The German Shepherd is one of the most intelligent and easily recognizable dog breeds and is probably one of the most loved and highly valued dogs. These animals, with a cheerful and active nature, loyal, brave and protective, are great allies for the police. So why do police use German Shepherds as police dogs?
As we pointed out, these furry animals have a very particular way of being that makes them especially valuable for certain tasks. They are outstanding watchdogs and are considered the quintessential police dog. In fact, they have starred in movies like ‘Rex' which made a canine of this breed a movie star.
Why Do Police Use German Shepherds?
Among the qualities of the German Shepherd stand out their courage, audacity and intelligence, which allow them to be trained in tasks typical of the police profession.
They have an innate protective instinct and are usually on constant alert, two fundamental factors to develop functions that can become somewhat complex. This makes them one of the favorite breeds when it comes to working with the police.
In England, for example, it is estimated that there are around 2,500 of these dogs in the service of this security body.
Story Behind German Shepherd as a Police Dog
The first data on the existence of the German Shepherd as a breed dates back to 1899. At that time, a captain of the German army noticed this type of dog and considered it very valuable for herding, so he dedicated himself to the breeding of these animals. He bet on highlighting their intelligence, their loyalty and dedication to work and fell in love with the breed completely.
Little by little, these furry ones were also the best allies to defend the house and from there they began to resort to them for the protection of small villages and communities. Over time, they have become part of the police, the army and other specialized bodies, such as the fire department.
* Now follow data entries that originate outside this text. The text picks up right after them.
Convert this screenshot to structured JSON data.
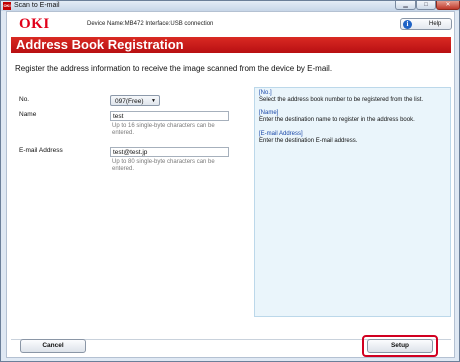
{
  "window": {
    "app_icon_text": "OKI",
    "title": "Scan to E-mail"
  },
  "header": {
    "logo": "OKI",
    "device_info": "Device Name:MB472  Interface:USB connection",
    "help_label": "Help"
  },
  "page": {
    "title": "Address Book Registration",
    "intro": "Register the address information to receive the image scanned from the device by E-mail."
  },
  "form": {
    "no_label": "No.",
    "no_value": "097(Free)",
    "name_label": "Name",
    "name_value": "test",
    "name_hint": "Up to 16 single-byte characters can be entered.",
    "email_label": "E-mail Address",
    "email_value": "test@test.jp",
    "email_hint": "Up to 80 single-byte characters can be entered."
  },
  "help_panel": {
    "no_head": "[No.]",
    "no_text": "Select the address book number to be registered from the list.",
    "name_head": "[Name]",
    "name_text": "Enter the destination name to register in the address book.",
    "email_head": "[E-mail Address]",
    "email_text": "Enter the destination E-mail address."
  },
  "footer": {
    "cancel_label": "Cancel",
    "setup_label": "Setup"
  },
  "colors": {
    "brand_red": "#e1001a",
    "banner_red": "#c8161b",
    "help_blue": "#1f63c6"
  }
}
They are very obedient, so they can be trained with some ease. This allows dog trainers specialized in German Shepherd as a police dog to enhance those qualities and characteristics that make them so valuable for these specific and necessary functions. They are highly respected dogs and, as we mentioned earlier, they are very much loved. Seasoned and restless, they are faithful and good companions.
Requirements and Training as a Police Dog
In order to be able to start their service with the police, the German Shepherd dog has to meet some important requirements. In addition to a high level of protective behavior, a strong will to subordinate is required, because this is the basis for their later training.
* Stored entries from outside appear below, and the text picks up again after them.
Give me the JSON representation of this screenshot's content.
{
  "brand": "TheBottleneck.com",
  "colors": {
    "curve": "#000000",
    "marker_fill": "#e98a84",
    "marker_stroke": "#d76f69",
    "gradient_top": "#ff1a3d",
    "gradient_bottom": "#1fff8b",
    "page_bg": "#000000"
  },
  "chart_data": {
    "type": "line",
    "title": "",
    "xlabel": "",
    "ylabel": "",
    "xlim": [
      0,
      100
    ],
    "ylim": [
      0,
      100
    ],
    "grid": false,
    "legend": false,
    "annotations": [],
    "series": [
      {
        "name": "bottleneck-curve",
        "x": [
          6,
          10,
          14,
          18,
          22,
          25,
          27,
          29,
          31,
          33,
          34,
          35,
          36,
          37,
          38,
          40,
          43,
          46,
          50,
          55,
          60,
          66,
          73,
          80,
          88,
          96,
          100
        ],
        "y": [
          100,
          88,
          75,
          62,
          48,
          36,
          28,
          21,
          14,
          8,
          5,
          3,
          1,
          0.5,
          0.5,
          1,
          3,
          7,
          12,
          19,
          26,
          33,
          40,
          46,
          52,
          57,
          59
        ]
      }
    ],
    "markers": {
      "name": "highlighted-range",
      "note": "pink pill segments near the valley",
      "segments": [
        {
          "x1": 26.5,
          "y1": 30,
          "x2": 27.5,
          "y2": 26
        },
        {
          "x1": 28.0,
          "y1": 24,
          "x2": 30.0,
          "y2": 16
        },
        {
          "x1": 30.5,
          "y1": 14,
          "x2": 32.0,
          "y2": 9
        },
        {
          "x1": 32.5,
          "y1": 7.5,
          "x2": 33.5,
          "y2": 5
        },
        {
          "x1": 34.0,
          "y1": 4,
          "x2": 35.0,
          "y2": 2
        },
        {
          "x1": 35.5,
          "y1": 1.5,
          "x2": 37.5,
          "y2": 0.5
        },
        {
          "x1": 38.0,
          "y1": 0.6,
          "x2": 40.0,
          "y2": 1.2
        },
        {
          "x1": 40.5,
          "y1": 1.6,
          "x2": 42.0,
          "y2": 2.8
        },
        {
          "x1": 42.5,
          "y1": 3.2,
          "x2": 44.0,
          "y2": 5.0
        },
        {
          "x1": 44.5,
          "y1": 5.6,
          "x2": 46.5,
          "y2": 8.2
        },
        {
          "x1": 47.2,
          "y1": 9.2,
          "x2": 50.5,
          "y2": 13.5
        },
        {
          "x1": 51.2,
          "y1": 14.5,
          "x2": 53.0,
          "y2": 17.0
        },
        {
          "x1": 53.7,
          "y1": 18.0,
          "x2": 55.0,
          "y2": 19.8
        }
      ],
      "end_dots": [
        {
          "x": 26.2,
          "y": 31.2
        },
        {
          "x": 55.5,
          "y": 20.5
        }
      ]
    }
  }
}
There are three areas: the subordination, the protection service, and the tracking work. In the subordination, the German Shepherd learns to sit, make room, stand, crawl, bring objects and run with or without a leash and harness on the handler and overcome obstacles.
In the protection service, he is taught to track people, as well as defend against attacks. Since dogs have a high olfactory ability, they are particularly used to search for people and missing persons.
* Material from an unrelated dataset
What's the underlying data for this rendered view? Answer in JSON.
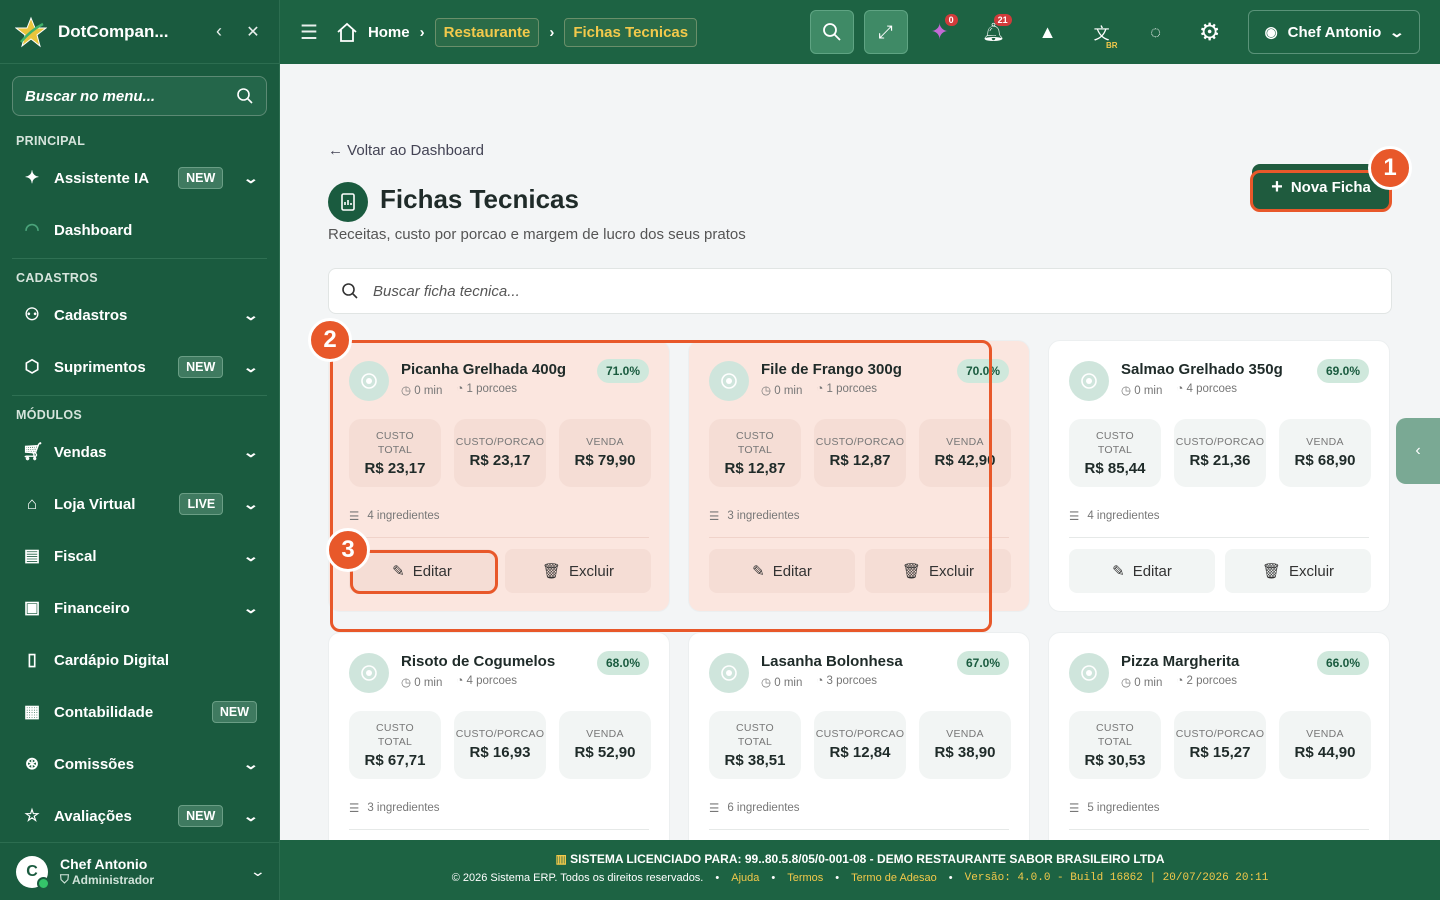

When training in tracking work, the dog handler lays the tracks himself in the beginning and provides them with personal items. The dog must find this when walking along the track and display it actively (barking) or passively (sitting).
In the later course of the training, the track is laid by strangers in different geometrical forms and at ever greater distances. Foreign tracks are also crossed and the dog must learn to follow the relevant trail. A track can be up to 1,600m long.
These areas mentioned above summarize the basic training of the German Shepherd dog as a police dog. The special training to become a corpse tracking dog, mantrailing (person tracking), special protection dog and drug tracking dog is based on this.
Before the dog can be put into service, they must pass an examination in which they must achieve the minimum grade. This test is repeated once a year. A fully-trained German Shepherd Dog is around one year old when they start working.
Other Police Dog Rivals
Over time, other breeds have begun to ‘compete' with the German Shepherd in relation to police duties. This is the case of the Rottweiler, for example. Be that as it may, they have not managed to unseat these wonderful beings who are playing such a good role working side by side with professionals and experts in the defense of people.